Dès le premier paragraphe de sa chronique, Regula Stämpfli donne le ton. Paru quelques heures après le drame sur le très populaire site www.news.ch, son texte, dont une traduction (non-officielle) est disponible ici, cherche à identifier le véritable responsable de cette catastrophe.

Mais très vite, l’auteur dérape et s’en prend au système belge. "Dans le cas du chauffeur d’autocar portant une plaque d’immatriculation belge, cela signifie que la formation, le contrôle, les techniques de conduite, l’équipement du véhicule sont, en Belgique, du même niveau que dans un pays du tiers-monde, voire plus faibles encore", note-t-elle, sans argumenter et en ne fournissant ni chiffres ni preuves.

"Un pays duquel rien de bon ne peut sortir"

Après avoir rappelé que durant plus d’un an et demi, la Belgique n’a pas disposé de gouvernement fédéral sans que cela ne semble gêner personne, Regula Stämpfli critique la gestion du secteur immobilier bruxellois et parle de "catastrophe urbanistique". Le rapport avec la mort des jeunes écoliers et de leurs accompagnateurs ? Aucune idée.

La politologue poursuit son "raisonnement". Selon elle, il faudrait désormais utiliser, dans l’univers des infrastructures routières européennes, un nouveau terme, "Belgisation", qui servirait à décrire "un pays où apparemment tout est possible et où les personnes responsables ne doivent jamais purger leur peine, un pays (…) duquel rien de bon ne peut sortir, si ce n’est le chocolat, les moules, les frites et un certain humour surréaliste."

Des comparaisons répugnantes

Et, comme pour préciser sa nauséabonde pensée, Regula Stämpfli se fend d’un petit post-scriptum dans lequel elle rappelle que la Justice belge "avait, dans les années ’90, fait libérer après quelques mois à peine le violeur et meurtrier d’enfants Marc Dutroux, pourtant condamné à la prison à vie". Un post-scriptum inutile et totalement erroné. Comme toute la chronique de cette brave Regula Stämpfli.

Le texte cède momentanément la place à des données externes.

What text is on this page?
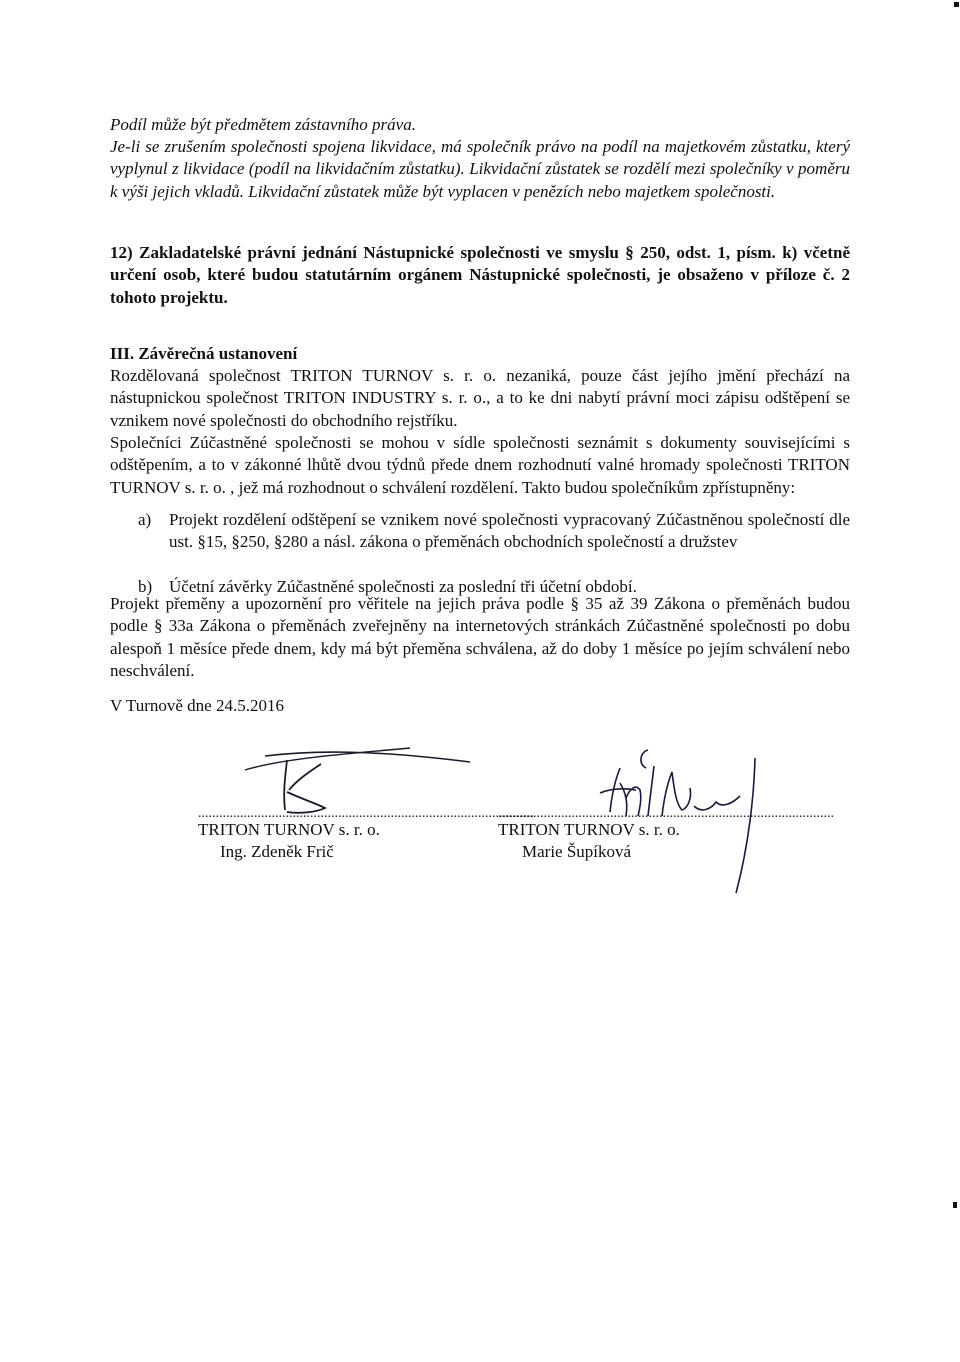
Podíl může být předmětem zástavního práva.
Je-li se zrušením společnosti spojena likvidace, má společník právo na podíl na majetkovém zůstatku, který vyplynul z likvidace (podíl na likvidačním zůstatku). Likvidační zůstatek se rozdělí mezi společníky v poměru k výši jejich vkladů. Likvidační zůstatek může být vyplacen v penězích nebo majetkem společnosti.
12) Zakladatelské právní jednání Nástupnické společnosti ve smyslu § 250, odst. 1, písm. k) včetně určení osob, které budou statutárním orgánem Nástupnické společnosti, je obsaženo v příloze č. 2 tohoto projektu.
III. Závěrečná ustanovení
Rozdělovaná společnost TRITON TURNOV s. r. o. nezaniká, pouze část jejího jmění přechází na nástupnickou společnost TRITON INDUSTRY s. r. o., a to ke dni nabytí právní moci zápisu odštěpení se vznikem nové společnosti do obchodního rejstříku.
Společníci Zúčastněné společnosti se mohou v sídle společnosti seznámit s dokumenty souvisejícími s odštěpením, a to v zákonné lhůtě dvou týdnů přede dnem rozhodnutí valné hromady společnosti TRITON TURNOV s. r. o. , jež má rozhodnout o schválení rozdělení. Takto budou společníkům zpřístupněny:
a) Projekt rozdělení odštěpení se vznikem nové společnosti vypracovaný Zúčastněnou společností dle ust. §15, §250, §280 a násl. zákona o přeměnách obchodních společností a družstev
b) Účetní závěrky Zúčastněné společnosti za poslední tři účetní období.
Projekt přeměny a upozornění pro věřitele na jejich práva podle § 35 až 39 Zákona o přeměnách budou podle § 33a Zákona o přeměnách zveřejněny na internetových stránkách Zúčastněné společnosti po dobu alespoň 1 měsíce přede dnem, kdy má být přeměna schválena, až do doby 1 měsíce po jejím schválení nebo neschválení.
V Turnově dne 24.5.2016
................................................................................................
TRITON TURNOV s. r. o.
Ing. Zdeněk Frič
................................................................................................
TRITON TURNOV s. r. o.
Marie Šupíková
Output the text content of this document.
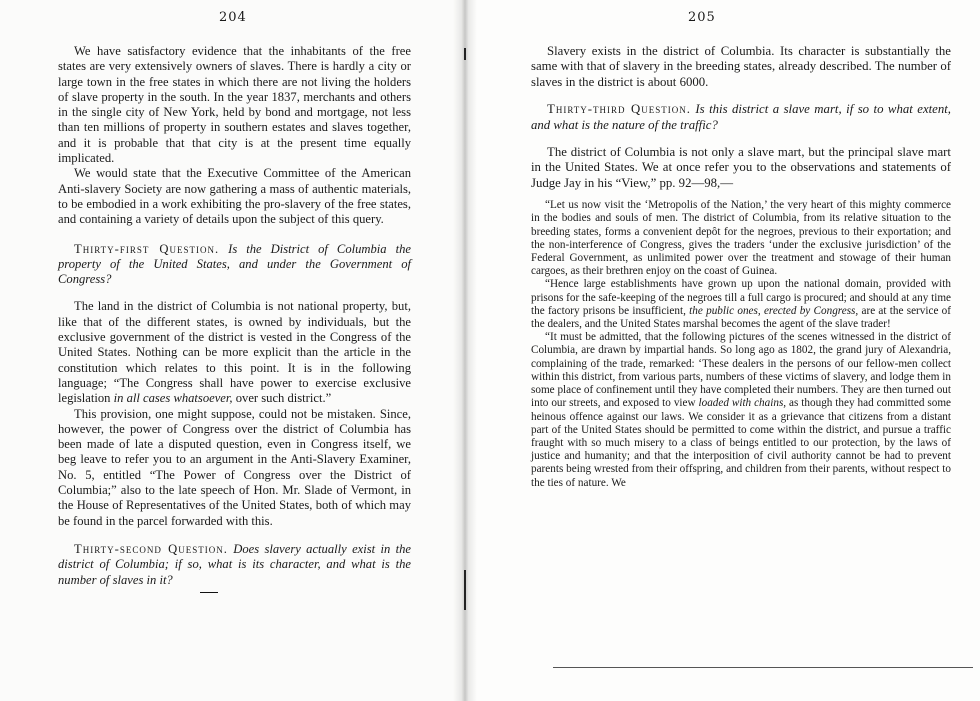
204

We have satisfactory evidence that the inhabitants of the free states are very extensively owners of slaves. There is hardly a city or large town in the free states in which there are not living the holders of slave property in the south. In the year 1837, merchants and others in the single city of New York, held by bond and mortgage, not less than ten millions of property in southern estates and slaves together, and it is probable that that city is at the present time equally implicated.

We would state that the Executive Committee of the American Anti-slavery Society are now gathering a mass of authentic materials, to be embodied in a work exhibiting the pro-slavery of the free states, and containing a variety of details upon the subject of this query.

Thirty-first Question. Is the District of Columbia the property of the United States, and under the Government of Congress?

The land in the district of Columbia is not national property, but, like that of the different states, is owned by individuals, but the exclusive government of the district is vested in the Congress of the United States. Nothing can be more explicit than the article in the constitution which relates to this point. It is in the following language; “The Congress shall have power to exercise exclusive legislation in all cases whatsoever, over such district.”

This provision, one might suppose, could not be mistaken. Since, however, the power of Congress over the district of Columbia has been made of late a disputed question, even in Congress itself, we beg leave to refer you to an argument in the Anti-Slavery Examiner, No. 5, entitled “The Power of Congress over the District of Columbia;” also to the late speech of Hon. Mr. Slade of Vermont, in the House of Representatives of the United States, both of which may be found in the parcel forwarded with this.

Thirty-second Question. Does slavery actually exist in the district of Columbia; if so, what is its character, and what is the number of slaves in it?

205

Slavery exists in the district of Columbia. Its character is substantially the same with that of slavery in the breeding states, already described. The number of slaves in the district is about 6000.

Thirty-third Question. Is this district a slave mart, if so to what extent, and what is the nature of the traffic?

The district of Columbia is not only a slave mart, but the principal slave mart in the United States. We at once refer you to the observations and statements of Judge Jay in his “View,” pp. 92—98,—

“Let us now visit the ‘Metropolis of the Nation,’ the very heart of this mighty commerce in the bodies and souls of men. The district of Columbia, from its relative situation to the breeding states, forms a convenient depôt for the negroes, previous to their exportation; and the non-interference of Congress, gives the traders ‘under the exclusive jurisdiction’ of the Federal Government, as unlimited power over the treatment and stowage of their human cargoes, as their brethren enjoy on the coast of Guinea.

“Hence large establishments have grown up upon the national domain, provided with prisons for the safe-keeping of the negroes till a full cargo is procured; and should at any time the factory prisons be insufficient, the public ones, erected by Congress, are at the service of the dealers, and the United States marshal becomes the agent of the slave trader!

“It must be admitted, that the following pictures of the scenes witnessed in the district of Columbia, are drawn by impartial hands. So long ago as 1802, the grand jury of Alexandria, complaining of the trade, remarked: ‘These dealers in the persons of our fellow-men collect within this district, from various parts, numbers of these victims of slavery, and lodge them in some place of confinement until they have completed their numbers. They are then turned out into our streets, and exposed to view loaded with chains, as though they had committed some heinous offence against our laws. We consider it as a grievance that citizens from a distant part of the United States should be permitted to come within the district, and pursue a traffic fraught with so much misery to a class of beings entitled to our protection, by the laws of justice and humanity; and that the interposition of civil authority cannot be had to prevent parents being wrested from their offspring, and children from their parents, without respect to the ties of nature. We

Quelqu’un a-t-il fait un lien entre les catastrophes ferroviaires qu’a connues la Suisse dans les années ’80, les suicides collectifs de la secte de l’Ordre du Temple Solaire en 1994, les comptes cachés et les scandales bancaires ou la récente montée de l’extrême-droite dans les contrées helvétiques ? Non. Car une telle comparaison serait répugnante. Tout simplement.